I wrote just last week about the awkward possibility of this happening. Awkward because Attorney General Stenehjem was Burgum’s former opponent for the governorship and was classified together with Rep. Carlson and Senator Wardner as being part of the “Good ‘ol Boy’s Club” in Bismarck. Should Carlson and Wardner now decide to attempt an override of the vetoes, it could certainly come across as political retribution.
But perhaps this isn’t the most ridiculous aspect of the entire situation. Stenehjem’s opinion comes on the same day as North Dakota Watchdog Network’s report that the state suffered yet another shortfall in May. This time to the tune of $13.5 million.
Just over a month ago I wrote about Carlson and Wardner’s biggest gripe with Burgum’s vetoes:
“Chief among the vetoes was Governor Burgum’s decision to strike down $16.1 million in funding to about 1,600 non-oil producing townships– a free $10,000 each. These townships had grown accustomed to receiving such funds during the hay day of the Bakken Oil Boom. But those days are now gone. And with revenues way down, Governor Burgum put a kibosh to the funding and called it ‘arbitrary’ and ‘inefficient’ as a use of ‘scarce financial resources’.”
So, here we sit with yet another shortfall and the majority leaders of both chambers are still griping and considering a challenge of the vetoes. Based off the $13.5 million shortfall in May, I’d say that Burgum’s $16.1 million line item veto of the funding for non-oil producing townships is a potential God-send for the new budget. They should be thanking him, not crying about it.
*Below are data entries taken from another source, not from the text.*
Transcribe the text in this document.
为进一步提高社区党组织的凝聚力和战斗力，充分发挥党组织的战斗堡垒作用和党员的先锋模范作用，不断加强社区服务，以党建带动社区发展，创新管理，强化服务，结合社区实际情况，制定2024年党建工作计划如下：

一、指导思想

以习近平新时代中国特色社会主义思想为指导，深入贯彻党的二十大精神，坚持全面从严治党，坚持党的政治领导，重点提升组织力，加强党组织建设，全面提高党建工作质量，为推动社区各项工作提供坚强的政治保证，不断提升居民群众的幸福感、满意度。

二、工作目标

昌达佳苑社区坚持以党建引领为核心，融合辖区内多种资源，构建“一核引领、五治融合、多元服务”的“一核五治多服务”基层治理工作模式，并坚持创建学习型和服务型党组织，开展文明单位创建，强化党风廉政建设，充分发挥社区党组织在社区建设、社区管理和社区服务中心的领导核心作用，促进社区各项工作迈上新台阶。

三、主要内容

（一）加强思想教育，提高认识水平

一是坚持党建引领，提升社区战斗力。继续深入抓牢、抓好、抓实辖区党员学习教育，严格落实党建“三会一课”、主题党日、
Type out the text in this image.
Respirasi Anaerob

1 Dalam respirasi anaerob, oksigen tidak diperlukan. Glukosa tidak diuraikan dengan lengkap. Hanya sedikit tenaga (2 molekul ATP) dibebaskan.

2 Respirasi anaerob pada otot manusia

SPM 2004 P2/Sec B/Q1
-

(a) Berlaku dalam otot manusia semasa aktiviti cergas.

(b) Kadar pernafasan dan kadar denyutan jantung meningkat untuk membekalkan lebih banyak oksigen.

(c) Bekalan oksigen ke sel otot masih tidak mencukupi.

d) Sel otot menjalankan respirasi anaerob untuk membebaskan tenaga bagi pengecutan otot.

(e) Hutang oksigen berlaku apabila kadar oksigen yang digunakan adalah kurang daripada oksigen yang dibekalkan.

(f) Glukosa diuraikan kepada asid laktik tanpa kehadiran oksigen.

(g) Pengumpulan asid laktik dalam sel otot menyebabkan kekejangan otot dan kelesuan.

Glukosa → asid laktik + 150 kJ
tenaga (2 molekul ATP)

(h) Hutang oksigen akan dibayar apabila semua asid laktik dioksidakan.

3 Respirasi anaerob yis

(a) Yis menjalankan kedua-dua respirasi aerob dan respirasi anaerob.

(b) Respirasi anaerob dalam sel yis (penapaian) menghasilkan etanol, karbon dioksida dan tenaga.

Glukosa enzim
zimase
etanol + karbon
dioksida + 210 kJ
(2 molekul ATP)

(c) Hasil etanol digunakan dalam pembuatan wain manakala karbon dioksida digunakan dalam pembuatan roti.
Think of this, the recent budget passed by the North Dakota Legislature projects just a $50 million ending fund balance. In the last two years the monthly shortfalls have averaged between $12 – $18 million. Given the fact that the trend seems to be continuing, we could be looking at serious problems just three to four months into the new budget.
Yet, here we sit with the Establishment Leadership essentially griping about Governor Burgum not spending enough. Burgum was right– we’ve spent too much and the “Good ‘ol Boy’s Club” desperately needs to be broken up. Only then can we stop the Establishment idiocy.